Beberapa hari kemudian, Rissa
sudah bisa dipindahkan dari ruang ICCU ke ruangan rawat inap biasa. Kondisinya
mulai membaik, dia juga senang karena tidak ada lagi pembengkakan di tubuhnya.
Namun dia merasakan kesakitan,karena pembuluh buatan yang masih belum cocok di
tubuhnya. Memang dibutuhkan waktu yang cukup lama untuk menyesuaikan pembuluh
buatan tersebut di tubuhnya.
Rissa orang yang kritis dan
cerdas, dia berani namun sabar. Saat dokter datang memeriksanya, dia langsung
bertanya ke dokter tentang operasi yang sudah dilakukan apakah berhasil atau
tidak dan tentang perkembangan penyakitnya, apakah sudah sembuh dan hilang. Namun
dokter hanya menyarankan tetap semangat dan berdoa. Dan harus melakukan
serangkaian pengobatan lainnya.
Beberapa hari setelah
operasi, Rissa pun tahu bahwa operasinya tidak berhasil dan ditubuhnya terdapat
benda asing yang menyakitkan. Namun dia tetap sabar dan semangat untuk sembuh
demi meraih cita-citanya dan mimpi kami. Sempat saat di rumah sakit, aku
berontak karena tubuhnya harus dilobangi dan diberi selang kecil untuk mengeluarkan
cairan operasi yang masih tertinggal di tubuhnya.

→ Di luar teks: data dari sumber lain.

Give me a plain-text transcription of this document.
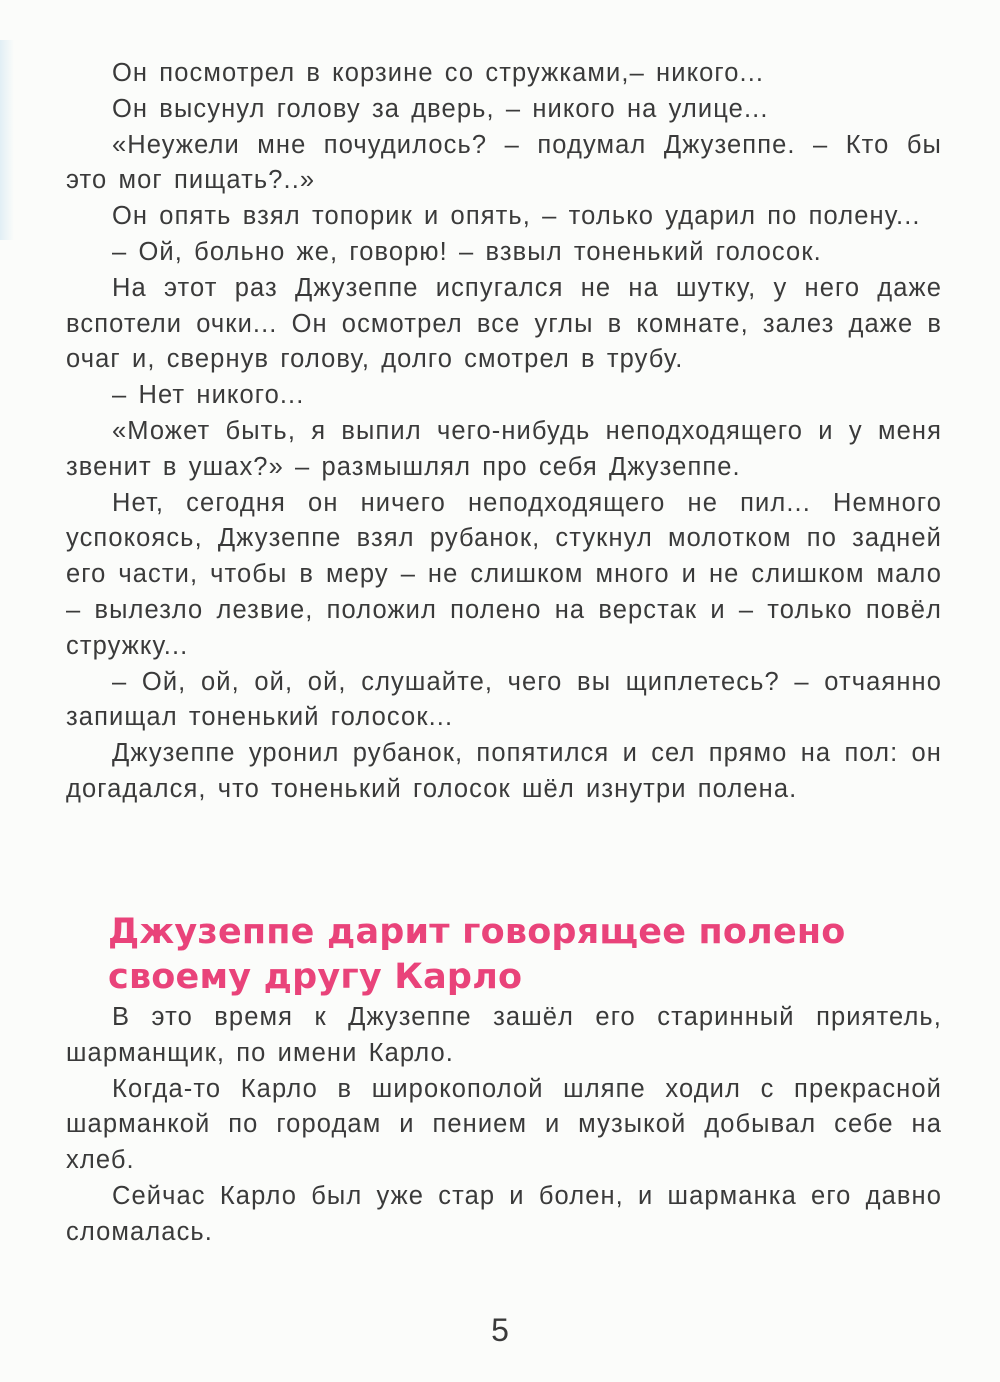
Он посмотрел в корзине со стружками,– никого...

Он высунул голову за дверь, – никого на улице...

«Неужели мне почудилось? – подумал Джузеппе. – Кто бы это мог пищать?..»

Он опять взял топорик и опять, – только ударил по полену...

– Ой, больно же, говорю! – взвыл тоненький голосок.

На этот раз Джузеппе испугался не на шутку, у него даже вспотели очки... Он осмотрел все углы в комнате, залез даже в очаг и, свернув голову, долго смотрел в трубу.

– Нет никого...

«Может быть, я выпил чего-нибудь неподходящего и у меня звенит в ушах?» – размышлял про себя Джузеппе.

Нет, сегодня он ничего неподходящего не пил... Немного успокоясь, Джузеппе взял рубанок, стукнул молотком по задней его части, чтобы в меру – не слишком много и не слишком мало – вылезло лезвие, положил полено на верстак и – только повёл стружку...

– Ой, ой, ой, ой, слушайте, чего вы щиплетесь? – отчаянно запищал тоненький голосок...

Джузеппе уронил рубанок, попятился и сел прямо на пол: он догадался, что тоненький голосок шёл изнутри полена.

Джузеппе дарит говорящее полено
своему другу Карло

В это время к Джузеппе зашёл его старинный приятель, шарманщик, по имени Карло.

Когда-то Карло в широкополой шляпе ходил с прекрасной шарманкой по городам и пением и музыкой добывал себе на хлеб.

Сейчас Карло был уже стар и болен, и шарманка его давно сломалась.

5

Sebelum Rissa dioperasi, saat
dia dirawat di ruangan rawat inap yang pertama, kami melihat pasien yang
tubuhnya juga dipenuhi lobang yang tidak bisa menutup, bahkan makin membesar. Dan
aku tidak ingin hal tersebut terjadi terhadap Rissa.
Hari berikutnya, banyak
teman-teman dan dosen Rissa datang ke rumah sakit memberikan dukungan dan
semangat pada Rissa. Dosen Rissa yang juga Dosen ku di Matematika pun juga
sering memberikan semangat. Orang tua teman-teman Risa pun juga selalu datang memberikan
semangat. Sungguh banyak hutang budi kami terhadap mereka.
Beberapa hari kemudian, Rissa
pun sudah diperbolehkan pulang dan kami pun kembali ke kosan di Depok sambil menunggu
perkembangan dan persiapan pengobatan selanjutnya.